The move is an attempt by the luxury brand to make its products more accessible.
"I was interested to bring these clothes back to the street somehow, and see them on different ages, different sizes," Lanvin's creative director, Alber Elbaz, told Women's Wear Daily.
The company is jumping on a trend started by on-the-street fashion reporters like Bill Cunningham of the New York Times and Scott Schuman of The Sartorialist.
"Models are a blank canvas to project style on to, but these are people you would sit with at a party and get to know," Melanie Rickey, editor at large at Italian fashion magazine Grazia, said.

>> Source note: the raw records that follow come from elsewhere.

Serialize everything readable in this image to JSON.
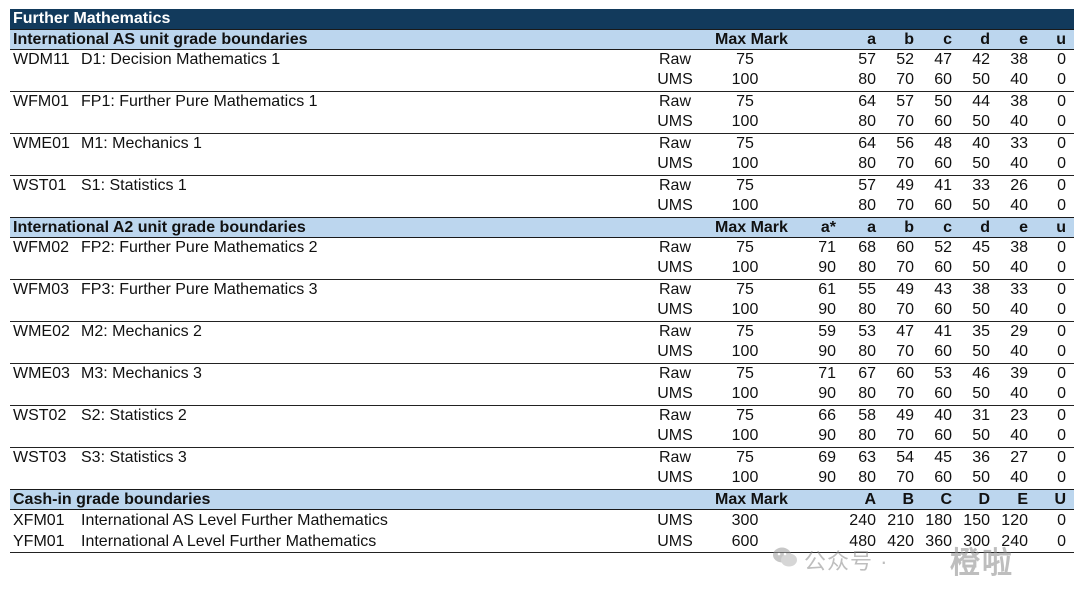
{
  "title": "Further Mathematics",
  "as_section": {
    "heading": "International AS unit grade boundaries",
    "col_max_mark": "Max Mark",
    "grade_cols": [
      "",
      "a",
      "b",
      "c",
      "d",
      "e",
      "u"
    ],
    "units": [
      {
        "code": "WDM11",
        "name": "D1: Decision Mathematics 1",
        "raw": {
          "label": "Raw",
          "max": "75",
          "grades": [
            "",
            "57",
            "52",
            "47",
            "42",
            "38",
            "0"
          ]
        },
        "ums": {
          "label": "UMS",
          "max": "100",
          "grades": [
            "",
            "80",
            "70",
            "60",
            "50",
            "40",
            "0"
          ]
        }
      },
      {
        "code": "WFM01",
        "name": "FP1: Further Pure Mathematics 1",
        "raw": {
          "label": "Raw",
          "max": "75",
          "grades": [
            "",
            "64",
            "57",
            "50",
            "44",
            "38",
            "0"
          ]
        },
        "ums": {
          "label": "UMS",
          "max": "100",
          "grades": [
            "",
            "80",
            "70",
            "60",
            "50",
            "40",
            "0"
          ]
        }
      },
      {
        "code": "WME01",
        "name": "M1: Mechanics 1",
        "raw": {
          "label": "Raw",
          "max": "75",
          "grades": [
            "",
            "64",
            "56",
            "48",
            "40",
            "33",
            "0"
          ]
        },
        "ums": {
          "label": "UMS",
          "max": "100",
          "grades": [
            "",
            "80",
            "70",
            "60",
            "50",
            "40",
            "0"
          ]
        }
      },
      {
        "code": "WST01",
        "name": "S1: Statistics 1",
        "raw": {
          "label": "Raw",
          "max": "75",
          "grades": [
            "",
            "57",
            "49",
            "41",
            "33",
            "26",
            "0"
          ]
        },
        "ums": {
          "label": "UMS",
          "max": "100",
          "grades": [
            "",
            "80",
            "70",
            "60",
            "50",
            "40",
            "0"
          ]
        }
      }
    ]
  },
  "a2_section": {
    "heading": "International A2 unit grade boundaries",
    "col_max_mark": "Max Mark",
    "grade_cols": [
      "a*",
      "a",
      "b",
      "c",
      "d",
      "e",
      "u"
    ],
    "units": [
      {
        "code": "WFM02",
        "name": "FP2: Further Pure Mathematics 2",
        "raw": {
          "label": "Raw",
          "max": "75",
          "grades": [
            "71",
            "68",
            "60",
            "52",
            "45",
            "38",
            "0"
          ]
        },
        "ums": {
          "label": "UMS",
          "max": "100",
          "grades": [
            "90",
            "80",
            "70",
            "60",
            "50",
            "40",
            "0"
          ]
        }
      },
      {
        "code": "WFM03",
        "name": "FP3: Further Pure Mathematics 3",
        "raw": {
          "label": "Raw",
          "max": "75",
          "grades": [
            "61",
            "55",
            "49",
            "43",
            "38",
            "33",
            "0"
          ]
        },
        "ums": {
          "label": "UMS",
          "max": "100",
          "grades": [
            "90",
            "80",
            "70",
            "60",
            "50",
            "40",
            "0"
          ]
        }
      },
      {
        "code": "WME02",
        "name": "M2: Mechanics 2",
        "raw": {
          "label": "Raw",
          "max": "75",
          "grades": [
            "59",
            "53",
            "47",
            "41",
            "35",
            "29",
            "0"
          ]
        },
        "ums": {
          "label": "UMS",
          "max": "100",
          "grades": [
            "90",
            "80",
            "70",
            "60",
            "50",
            "40",
            "0"
          ]
        }
      },
      {
        "code": "WME03",
        "name": "M3: Mechanics 3",
        "raw": {
          "label": "Raw",
          "max": "75",
          "grades": [
            "71",
            "67",
            "60",
            "53",
            "46",
            "39",
            "0"
          ]
        },
        "ums": {
          "label": "UMS",
          "max": "100",
          "grades": [
            "90",
            "80",
            "70",
            "60",
            "50",
            "40",
            "0"
          ]
        }
      },
      {
        "code": "WST02",
        "name": "S2: Statistics 2",
        "raw": {
          "label": "Raw",
          "max": "75",
          "grades": [
            "66",
            "58",
            "49",
            "40",
            "31",
            "23",
            "0"
          ]
        },
        "ums": {
          "label": "UMS",
          "max": "100",
          "grades": [
            "90",
            "80",
            "70",
            "60",
            "50",
            "40",
            "0"
          ]
        }
      },
      {
        "code": "WST03",
        "name": "S3: Statistics 3",
        "raw": {
          "label": "Raw",
          "max": "75",
          "grades": [
            "69",
            "63",
            "54",
            "45",
            "36",
            "27",
            "0"
          ]
        },
        "ums": {
          "label": "UMS",
          "max": "100",
          "grades": [
            "90",
            "80",
            "70",
            "60",
            "50",
            "40",
            "0"
          ]
        }
      }
    ]
  },
  "cashin_section": {
    "heading": "Cash-in grade boundaries",
    "col_max_mark": "Max Mark",
    "grade_cols": [
      "",
      "A",
      "B",
      "C",
      "D",
      "E",
      "U"
    ],
    "rows": [
      {
        "code": "XFM01",
        "name": "International AS Level Further Mathematics",
        "label": "UMS",
        "max": "300",
        "grades": [
          "",
          "240",
          "210",
          "180",
          "150",
          "120",
          "0"
        ]
      },
      {
        "code": "YFM01",
        "name": "International A Level Further Mathematics",
        "label": "UMS",
        "max": "600",
        "grades": [
          "",
          "480",
          "420",
          "360",
          "300",
          "240",
          "0"
        ]
      }
    ]
  },
  "watermark": {
    "text": "公众号 ·",
    "brand": "橙啦"
  },
  "colors": {
    "title_bg": "#123a5c",
    "section_bg": "#bcd6ee"
  }
}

Lanvin's newest models range in age from 16 to 82, and include a waiter, a milliner and a recent US immigrant, Women's Wear Daily said. The oldest, Jackquie Tajah Murdock, is a former dancer and administrative assistant.
Ari Seth Cohen, a blogger for Advanced Style who helped cast Lanvin's campaign, discovered the stylish octogenarian walking through New York's Greenwich Village last year.
"I'm still attractive, I still perform and lecture. So why not?" Murdock told the Daily Beast.
Lanvin's men's and women's ad campaigns will appear in magazines from September.
The fashion house will release an internet video about the campaign's models on August 21.